If the values were of different types (e.g. an integer and a string), the results are coreced to the common type. This is the result of a call to sapply. For example,
 conf[c("run-together-min", "filter", "lang")]
yields
run-together-min           filter             lang 
             "3"            "url"          "en_US" 
yet the "run-together-min" option is an integer.

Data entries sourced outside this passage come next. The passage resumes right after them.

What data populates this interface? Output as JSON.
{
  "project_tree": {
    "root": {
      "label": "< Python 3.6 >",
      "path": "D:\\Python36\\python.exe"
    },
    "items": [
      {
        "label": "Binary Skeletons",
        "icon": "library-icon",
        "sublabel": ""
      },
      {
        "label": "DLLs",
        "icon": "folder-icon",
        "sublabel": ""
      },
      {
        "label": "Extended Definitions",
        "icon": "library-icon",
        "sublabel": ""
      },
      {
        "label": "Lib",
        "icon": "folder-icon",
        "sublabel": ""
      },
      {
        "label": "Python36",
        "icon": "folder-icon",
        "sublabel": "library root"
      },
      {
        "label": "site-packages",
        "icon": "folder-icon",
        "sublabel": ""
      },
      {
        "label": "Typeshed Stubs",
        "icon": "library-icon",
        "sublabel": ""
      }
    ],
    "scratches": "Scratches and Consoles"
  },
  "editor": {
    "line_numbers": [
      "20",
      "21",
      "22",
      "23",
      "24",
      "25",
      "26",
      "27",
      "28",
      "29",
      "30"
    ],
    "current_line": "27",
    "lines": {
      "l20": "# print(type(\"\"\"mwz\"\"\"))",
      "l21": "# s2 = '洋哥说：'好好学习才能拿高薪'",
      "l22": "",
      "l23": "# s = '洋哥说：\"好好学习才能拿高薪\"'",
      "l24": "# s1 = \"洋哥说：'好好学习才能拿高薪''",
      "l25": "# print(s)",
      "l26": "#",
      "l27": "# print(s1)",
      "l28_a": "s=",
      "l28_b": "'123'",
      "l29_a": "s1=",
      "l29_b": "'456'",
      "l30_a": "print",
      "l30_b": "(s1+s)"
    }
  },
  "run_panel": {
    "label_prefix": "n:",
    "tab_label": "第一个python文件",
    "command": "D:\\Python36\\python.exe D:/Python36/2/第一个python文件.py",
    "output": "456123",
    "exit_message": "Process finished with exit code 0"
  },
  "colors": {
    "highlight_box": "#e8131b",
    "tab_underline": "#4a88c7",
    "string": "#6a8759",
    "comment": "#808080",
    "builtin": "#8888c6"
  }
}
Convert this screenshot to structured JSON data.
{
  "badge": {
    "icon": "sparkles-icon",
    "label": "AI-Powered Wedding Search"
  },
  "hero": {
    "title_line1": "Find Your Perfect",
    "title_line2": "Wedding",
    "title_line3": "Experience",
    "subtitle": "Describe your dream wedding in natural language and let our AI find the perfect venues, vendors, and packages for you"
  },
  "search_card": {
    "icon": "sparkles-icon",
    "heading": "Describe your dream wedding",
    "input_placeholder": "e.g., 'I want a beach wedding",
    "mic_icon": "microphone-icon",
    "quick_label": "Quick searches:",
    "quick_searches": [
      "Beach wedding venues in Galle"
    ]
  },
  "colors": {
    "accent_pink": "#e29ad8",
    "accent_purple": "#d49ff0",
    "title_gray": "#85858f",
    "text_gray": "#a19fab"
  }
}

On the other hand, if the values of different lengths (e.g. one is a list of strings and an other an integer), the result would be a list. For example, if "filter" is a list with two elements, then
conf[c("run-together-min", "filter", "lang")]
produces
$"run-together-min"
[1] 3

$filter
[1] "email" "html" 

$lang
[1] "en_US"

Setting Options

Just as we can get the values of options in the AspellConfig objects, we can also set values for options. Analgous to getSpellConfig, we use setSpellConfig. This takes a configuration object and then a collection of name-value pairs giving the option name and its new value. The function takes care of coercing logicals to the appropriate form (e.g. FALSE to "false"). It also handles assigning multiple values to list type options. Thus, we can use it as
 setSpellConfig(conf, warn = FALSE, lang = "en", filter = c("email", "html"))
Then, the command
conf[c("warn", "lang", "filter")]
gives
$warn
[1] FALSE

$lang
[1] "en"

$filter
[1] "email" "html" 

As we used the $ operator to access individual values, we can also assign a value to an individual option using $<-. For example, we can set the "warn" option to FALSE via
conf$warn = FALSE
This approach also understands multiple values.
 conf$filter = c("email", "html")
As one would expect, we can append to an existing list using
 conf$filter = c("email", "html", conf$filter)
The [<- does not work in this context.

The $<- mechanism uses setSpellConfig to perform its task. And using setSpellConfig hides the details of coercing the values and setting multiple values in a list. However, if one wants to, one can do this directly using the "add-option name", "clear-option name" and "rem-option name" prefixes to the filter.